Original article below:
A dog spent Tuesday night stranded on a cliff near Perseverance Trail, Capital City Fire/Rescue Assistant Chief Chad Cameron said Wednesday.
The dog, whose owner from Haines Junction is in town for Folk Fest, ended up on the cliff after chasing after mountain goats, Cameron said. The owner and the dog were out for a hike on Perseverance Trail and spent a little time on the Mount Juneau Trail before the run-in with the goats.
The owner and friends tried for about five hours to get the dog to come down from the cliff, Cameron said, before CCFR got a call in the early evening. CCFR personnel arrived, evaluated the scene and concluded that they weren’t able to get the dog down.
The dog spent the night up there, Cameron said, and as of Wednesday morning CCFR was planning on resuming attempts to get the dog down.
“We haven’t given up yet,” Cameron said. “We are trying the least risky actions first.”
As of about noon Wednesday, the dog’s owner and a friend were planning on going on the Mount Juneau Trail above where the dog was and trying to call the dog up there, Cameron said. Cameron was on scene to help guide the owner and friend away from what he called “danger areas.”
Cameron said Alaska State Troopers got involved at one point, but still weren’t able to get the dog down. Troopers spokesperson Megan Peters said Troopers are not currently participating in the rescue efforts and have not deployed any resources to the effort.
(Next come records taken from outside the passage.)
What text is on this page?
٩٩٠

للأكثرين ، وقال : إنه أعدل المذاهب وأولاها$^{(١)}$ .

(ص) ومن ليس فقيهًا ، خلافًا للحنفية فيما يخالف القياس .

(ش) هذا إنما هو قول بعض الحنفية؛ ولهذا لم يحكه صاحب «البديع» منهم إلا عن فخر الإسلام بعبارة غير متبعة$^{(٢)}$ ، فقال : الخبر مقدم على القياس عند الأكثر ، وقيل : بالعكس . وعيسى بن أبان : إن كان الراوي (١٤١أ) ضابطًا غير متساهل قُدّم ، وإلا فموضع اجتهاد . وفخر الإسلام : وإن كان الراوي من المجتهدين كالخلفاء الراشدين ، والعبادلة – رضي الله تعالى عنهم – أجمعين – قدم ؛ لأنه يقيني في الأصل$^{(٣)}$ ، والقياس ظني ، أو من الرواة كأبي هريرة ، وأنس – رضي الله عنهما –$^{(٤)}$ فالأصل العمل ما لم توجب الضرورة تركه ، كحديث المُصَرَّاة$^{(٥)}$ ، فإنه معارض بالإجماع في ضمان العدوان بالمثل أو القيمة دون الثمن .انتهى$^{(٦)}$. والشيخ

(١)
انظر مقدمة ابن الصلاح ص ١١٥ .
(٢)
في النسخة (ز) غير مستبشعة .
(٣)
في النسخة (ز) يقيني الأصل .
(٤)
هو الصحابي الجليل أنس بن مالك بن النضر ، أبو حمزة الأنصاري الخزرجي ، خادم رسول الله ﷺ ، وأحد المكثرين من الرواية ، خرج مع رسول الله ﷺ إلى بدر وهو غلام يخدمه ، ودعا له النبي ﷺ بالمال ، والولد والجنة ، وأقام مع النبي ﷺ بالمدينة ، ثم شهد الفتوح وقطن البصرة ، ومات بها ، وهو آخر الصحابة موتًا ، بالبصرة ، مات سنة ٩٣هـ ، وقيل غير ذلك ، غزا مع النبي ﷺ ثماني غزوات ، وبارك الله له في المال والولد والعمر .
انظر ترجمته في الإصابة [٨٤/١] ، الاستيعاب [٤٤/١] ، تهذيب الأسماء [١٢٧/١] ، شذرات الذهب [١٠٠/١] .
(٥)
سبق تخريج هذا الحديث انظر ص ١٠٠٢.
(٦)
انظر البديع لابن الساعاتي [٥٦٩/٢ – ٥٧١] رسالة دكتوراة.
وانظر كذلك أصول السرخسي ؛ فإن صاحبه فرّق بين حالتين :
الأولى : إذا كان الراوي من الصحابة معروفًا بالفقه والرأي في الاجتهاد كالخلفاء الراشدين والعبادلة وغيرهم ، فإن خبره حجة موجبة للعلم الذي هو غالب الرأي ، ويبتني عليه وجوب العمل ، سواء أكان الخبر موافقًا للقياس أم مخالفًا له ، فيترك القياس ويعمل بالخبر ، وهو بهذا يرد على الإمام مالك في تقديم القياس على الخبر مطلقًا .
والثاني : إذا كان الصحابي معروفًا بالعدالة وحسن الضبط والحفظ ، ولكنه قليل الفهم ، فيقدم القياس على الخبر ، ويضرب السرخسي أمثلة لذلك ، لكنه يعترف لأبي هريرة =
“We are not able to launch resources to do a search and rescue for a pet,” Peters said in an email. “We told that to the complainant and they understand. We also advised the complainant to not attempt to rescue the animal on their own as they would be putting themselves in a dangerous situation.”
Dog-related incidents are extremely common on Juneau’s trails, Cameron said, but it’s a little more rare to have a dog stranded like this. Cameron said people don’t need to avoid the area, as the spot where the dog is won’t be disturbed by hikers on the trails.